U.S. disposable income spending on decline for food at home
Between 1960 and 2007, the share of disposable personal income spent on total food by Americans fell from 17.5 to 9.6 percent, as the share of income spent on food at home fell. The share of income spent on food purchased in grocery stores and other retailers declined from 14.1 percent in 1960 to 5.5 percent in 2007. At the same time, the percent of income spent on food purchased at restaurants, fast-food places and other away-from-home eating places increased from 3.4 to 4.1 percent. The share of income spent on total food began to flatten in 2000, as inflation-adjusted incomes for many Americans have stagnated or fallen over the last decade or so. In addition, between 2006 and 2013, food-price inflation has been greater than overall inflation, making food more costly.
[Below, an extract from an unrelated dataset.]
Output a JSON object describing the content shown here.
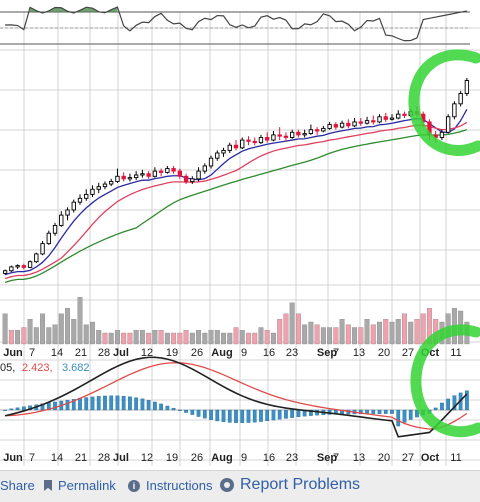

In 2013, Americans spent 5.6 percent of their disposable personal incomes on food at home and 4.3 percent on food away from home. This chart appears in the ERS data product.
U.S. agricultural trade a surplus with China
In recent years, growth in United States-China agricultural trade has accelerated. During calendar years 2012-13, U.S. exports of agricultural products to China averaged $25.9 billion per year - a tenfold increase from the late 1990s. Sales to China doubled during 2004-08 and doubled again during 2008-12, while the share of U.S. agricultural exports going to China rose from about 3 percent during the 1990s to 18 percent during 2012-13. China became the largest overseas market for U.S. farm products in 2010. U.S. imports of agricultural products from China rose at a slower pace, reaching $4.4 billion in 2013 - agriculture is one of the few sectors where the United States has a trade surplus with China. During 2012-13, the United States accounted for over 24 percent of China’s agricultural imports by value and was its leading supplier of oilseeds, cotton, meat, cereal grains, cattle hides, distillers’ dried grains (mainly used for animal feed) and hay. Soybeans account for more than half of the total value of U.S. agricultural exports to China, averaging $14.1 billion during the 2012-13 calendar years, and are also the largest U.S. export of any type to China, accounting for about 11 percent of the value of total U.S. exports to China.